Google logo

Gemini 2.0 Flash Thinking

Multimodal
Google

Gemini 2.0 Flash Thinking is an enhanced reasoning model capable of showing its thought processes for improved performance and explainability. Combining speed and performance, Gemini 2.0 Flash Thinking also excels at science and math tasks, showing its reasoning when solving complex problems.

Key Specifications

Parameters
-
Context
-
Release Date
January 21, 2025
Average Score
74.3%

Timeline

Key dates in the model's history
Announcement
January 21, 2025
Last Update
July 19, 2025
Today
March 25, 2026

Technical Specifications

Parameters
-
Training Tokens
-
Knowledge Cutoff
August 1, 2024
Family
-
Capabilities
MultimodalZeroEval

Benchmark Results

Model performance metrics across various tests and benchmarks

Reasoning

Logical reasoning and analysis
GPQA
Challenging science questions requiring chain-of-thought reasoning AI systems have made tremendous strides in answering factual questions, but complex science problems that require multi-step reasoning and domain knowledge remain challenging. This task involves a set of science questions from various domains (physics, chemistry, biology, etc.) that require the model to: 1. Break down complex problems into logical steps 2. Apply scientific principles and formulas correctly 3. Reason through each step sequentially 4. Show calculations when necessary 5. Arrive at accurate conclusions The questions are designed to test both factual knowledge and the ability to use that knowledge in a logical reasoning chain. For example, a physics problem might require calculating forces, then using those values to determine if an object will move, and finally explaining the real-world implications. Success on this task requires not just memorized facts but the ability to connect concepts across domains and apply them appropriately in novel scenarios - mirroring how human experts solve scientific problems.Self-reported
74.2%

Multimodal

Working with images and visual data
MMMU
Questions and answers by and in various fields AI: Translate, following text about method analysis model AI: # Experiment: LMSYS Olympiad ## Motivation LMSYS has run a series of "Olympiad" competitions where they crowdsource head-to-head comparisons between two AI assistants.
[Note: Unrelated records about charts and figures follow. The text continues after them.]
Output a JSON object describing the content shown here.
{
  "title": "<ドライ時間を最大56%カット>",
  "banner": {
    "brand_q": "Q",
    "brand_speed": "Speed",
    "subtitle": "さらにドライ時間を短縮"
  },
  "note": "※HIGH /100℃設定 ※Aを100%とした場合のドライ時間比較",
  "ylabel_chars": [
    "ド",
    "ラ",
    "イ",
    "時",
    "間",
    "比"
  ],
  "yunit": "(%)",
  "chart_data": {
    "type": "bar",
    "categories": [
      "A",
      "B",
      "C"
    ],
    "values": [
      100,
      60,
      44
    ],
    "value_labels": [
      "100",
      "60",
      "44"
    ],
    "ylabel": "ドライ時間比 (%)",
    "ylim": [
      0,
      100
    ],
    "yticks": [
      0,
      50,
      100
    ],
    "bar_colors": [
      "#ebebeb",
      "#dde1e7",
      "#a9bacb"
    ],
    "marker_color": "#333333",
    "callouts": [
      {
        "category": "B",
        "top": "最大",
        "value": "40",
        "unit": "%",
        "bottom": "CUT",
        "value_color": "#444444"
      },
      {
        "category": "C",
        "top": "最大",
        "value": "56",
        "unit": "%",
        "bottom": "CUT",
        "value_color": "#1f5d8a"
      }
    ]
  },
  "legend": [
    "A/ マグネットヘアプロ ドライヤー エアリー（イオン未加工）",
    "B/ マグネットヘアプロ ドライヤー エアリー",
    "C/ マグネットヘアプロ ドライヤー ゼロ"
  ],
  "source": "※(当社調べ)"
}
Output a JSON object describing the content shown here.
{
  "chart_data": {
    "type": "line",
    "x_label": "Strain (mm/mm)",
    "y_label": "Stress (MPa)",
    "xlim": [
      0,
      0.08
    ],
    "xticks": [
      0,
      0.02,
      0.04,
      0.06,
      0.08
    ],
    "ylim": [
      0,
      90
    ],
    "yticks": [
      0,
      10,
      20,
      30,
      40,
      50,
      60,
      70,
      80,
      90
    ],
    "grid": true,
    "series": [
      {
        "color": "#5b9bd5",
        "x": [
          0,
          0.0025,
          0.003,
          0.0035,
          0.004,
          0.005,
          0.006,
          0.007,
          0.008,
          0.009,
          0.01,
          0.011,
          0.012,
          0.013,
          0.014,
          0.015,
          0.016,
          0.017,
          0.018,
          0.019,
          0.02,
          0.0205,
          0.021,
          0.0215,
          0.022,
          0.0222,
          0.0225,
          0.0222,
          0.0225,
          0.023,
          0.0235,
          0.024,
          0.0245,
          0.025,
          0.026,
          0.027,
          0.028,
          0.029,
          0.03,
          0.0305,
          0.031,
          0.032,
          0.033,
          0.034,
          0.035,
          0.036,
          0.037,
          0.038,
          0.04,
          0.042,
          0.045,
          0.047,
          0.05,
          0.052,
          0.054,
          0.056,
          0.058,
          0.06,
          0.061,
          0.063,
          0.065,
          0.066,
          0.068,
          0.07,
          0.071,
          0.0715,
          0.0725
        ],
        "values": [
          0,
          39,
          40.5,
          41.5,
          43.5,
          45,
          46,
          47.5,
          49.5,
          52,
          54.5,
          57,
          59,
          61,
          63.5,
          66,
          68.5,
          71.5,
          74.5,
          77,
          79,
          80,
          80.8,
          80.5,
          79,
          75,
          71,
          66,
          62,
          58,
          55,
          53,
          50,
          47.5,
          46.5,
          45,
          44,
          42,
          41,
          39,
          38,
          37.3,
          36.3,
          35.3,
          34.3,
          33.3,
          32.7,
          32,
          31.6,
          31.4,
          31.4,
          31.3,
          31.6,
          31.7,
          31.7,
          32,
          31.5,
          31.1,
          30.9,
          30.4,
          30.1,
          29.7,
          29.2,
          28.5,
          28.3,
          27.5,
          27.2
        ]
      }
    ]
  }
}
This produces a win-rate tournament. In our own comparisons, we found a significant contrast between Olympiad win rates and benchmark performance. ## Procedure We analyze results from the LMSYS Olympiad in Arena (March 2024 Leaderboard). We focus on this leaderboard because it includes all of the current leading commercial and open models (e.g., Claude 3, GPT-4, and Llama 3). We download the full set of head-to-head win rates and convert these into an overall win-rate ranking (accounting for the fact that not all models played against each other the same number of times). ## Results We find a strong disconnect between LMSYS Olympiad rankings and benchmark rankings. For instance, Claude 3 Opus (which sits near the top of most capability benchmarks) is ranked #5 in the Olympiad, below GPT-4 Turbo, Claude 3 Sonnet, and even Claude 2. Llama 3 70B Instruct has a particularly weak showing, placing far below much smaller models like Mistral 7B. A notable issue with the Olympiad is that many votes come from deliberately adversarial prompts, which makes sense given that the crowdsourced voters are incentivized to try to find edge cases where models differ. This means that model behaviors like refusing to respond to certain prompts could have an outsized impact on these rankings. We found several examples where Claude 3 Opus declined to answer questions that other models answered, and this appeared to frequently lead human voters to prefer the more compliant modelSelf-reported
75.4%

Other Tests

Specialized benchmarks
AIME 2024
# reasoning at solving mathematical tasks level AI assistantSelf-reported
73.3%

License & Metadata

License
proprietary
Announcement Date
January 21, 2025
Last Updated
July 19, 2025

Similar Models

All Models

Recommendations are based on similarity of characteristics: developer organization, multimodality, parameter size, and benchmark performance. Choose a model to compare or go to the full catalog to browse all available AI models.